Giordano Bruno. The Ash Wednesday Supper. Translated by Hillary Gatti. University of Toronto Press, 2018.
Hillary Gatti. Essays on Giordano Bruno. Princeton University Press, 2011.
IT ALL BEGAN WITH A COURSE I was giving on Shakespeare’s Hamlet at the University of Rome “La Sapienza” in Italy. During my reading of a small slice of the daunting amount of critical material on Shakespeare’s tragedy …, I came across a reference to a theory that some of Hamlet’s characteristics might have been based on the life and tragic death of Giordano Bruno, in the Campo dei Fiori (The Field of Flowers), in Rome. […] I brought home with me the dialogue especially mentioned on the page I had been reading, La cena de le ceneri, or The Ash Wednesday Supper, in the Einaudi edition of 1955 edited by Giovanni Aquilecchia — a fine scholar who would soon become a major point of reference throughout my Bruno studies.
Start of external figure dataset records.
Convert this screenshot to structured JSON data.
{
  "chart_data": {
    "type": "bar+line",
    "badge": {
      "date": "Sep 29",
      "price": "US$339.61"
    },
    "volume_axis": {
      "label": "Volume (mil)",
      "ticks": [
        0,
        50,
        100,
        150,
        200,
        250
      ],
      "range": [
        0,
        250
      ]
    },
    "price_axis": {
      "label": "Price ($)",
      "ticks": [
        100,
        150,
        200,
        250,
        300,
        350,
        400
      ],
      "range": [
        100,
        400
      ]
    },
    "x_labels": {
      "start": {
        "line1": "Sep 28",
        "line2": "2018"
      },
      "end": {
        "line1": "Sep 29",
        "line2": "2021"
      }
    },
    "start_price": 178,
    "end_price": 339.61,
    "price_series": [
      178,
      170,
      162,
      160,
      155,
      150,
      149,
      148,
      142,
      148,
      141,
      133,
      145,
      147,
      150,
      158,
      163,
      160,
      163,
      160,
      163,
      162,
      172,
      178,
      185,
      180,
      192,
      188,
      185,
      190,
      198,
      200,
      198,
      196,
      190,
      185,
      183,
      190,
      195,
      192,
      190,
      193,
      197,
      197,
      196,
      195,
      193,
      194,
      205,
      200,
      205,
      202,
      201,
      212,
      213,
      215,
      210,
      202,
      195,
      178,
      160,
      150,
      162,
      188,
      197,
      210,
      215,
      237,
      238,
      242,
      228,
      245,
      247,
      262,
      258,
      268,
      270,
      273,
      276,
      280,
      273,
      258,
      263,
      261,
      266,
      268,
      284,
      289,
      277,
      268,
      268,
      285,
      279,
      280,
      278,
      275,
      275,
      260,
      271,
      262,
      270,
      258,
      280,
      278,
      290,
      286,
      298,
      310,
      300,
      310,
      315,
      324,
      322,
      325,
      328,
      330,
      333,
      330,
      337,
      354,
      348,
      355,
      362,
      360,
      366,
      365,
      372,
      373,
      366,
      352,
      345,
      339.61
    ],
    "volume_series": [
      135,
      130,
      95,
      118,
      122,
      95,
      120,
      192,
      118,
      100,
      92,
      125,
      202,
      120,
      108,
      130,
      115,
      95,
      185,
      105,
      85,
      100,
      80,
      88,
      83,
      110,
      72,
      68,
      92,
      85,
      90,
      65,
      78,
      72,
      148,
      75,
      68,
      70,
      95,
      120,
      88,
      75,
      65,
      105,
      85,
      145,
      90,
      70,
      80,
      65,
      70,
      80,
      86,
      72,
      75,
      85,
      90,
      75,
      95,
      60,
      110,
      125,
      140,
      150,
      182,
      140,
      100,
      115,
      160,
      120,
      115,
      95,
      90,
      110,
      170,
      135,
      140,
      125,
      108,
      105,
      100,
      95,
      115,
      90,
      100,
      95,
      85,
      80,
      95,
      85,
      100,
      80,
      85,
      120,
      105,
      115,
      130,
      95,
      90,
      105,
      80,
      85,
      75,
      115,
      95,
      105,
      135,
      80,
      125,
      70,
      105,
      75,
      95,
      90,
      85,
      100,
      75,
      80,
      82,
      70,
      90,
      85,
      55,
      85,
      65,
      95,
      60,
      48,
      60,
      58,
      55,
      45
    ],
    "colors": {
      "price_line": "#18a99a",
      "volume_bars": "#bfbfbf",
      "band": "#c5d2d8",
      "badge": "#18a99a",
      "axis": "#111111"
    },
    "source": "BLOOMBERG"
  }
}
I remember reading it through in a few hours, getting to the end almost out of breath. I found it stunning, overwhelming. What was this? Philosophy or cosmology or drama? Or philosophy and cosmology in the form of a drama? And what kind of language was this? Like no Italian I had ever read or heard anywhere before, either ancient or modern. And how did this man from Nola (where was Nola?) know so much about Elizabethan London? Of one thing only I felt quite sure then, and I have never changed my mind: Shakespeare had been through those pages. Somehow, somewhere, he had either read them or had them read to him. For The Ash Wednesday Supper is an extraordinary theater of conflicting ideas, as indeed (as I would discover later) are all Bruno’s Italian dialogues, and his Latin works as well. […] It is also a work in which Bruno clearly and explicitly depicts a prophetic image of where it would all end: in his death at the stake as a despised heretic. Shakespeare too understood the drama of minds so innovative, so audacious, that their societies were unable to respond to them except by decreeing their eternal silence.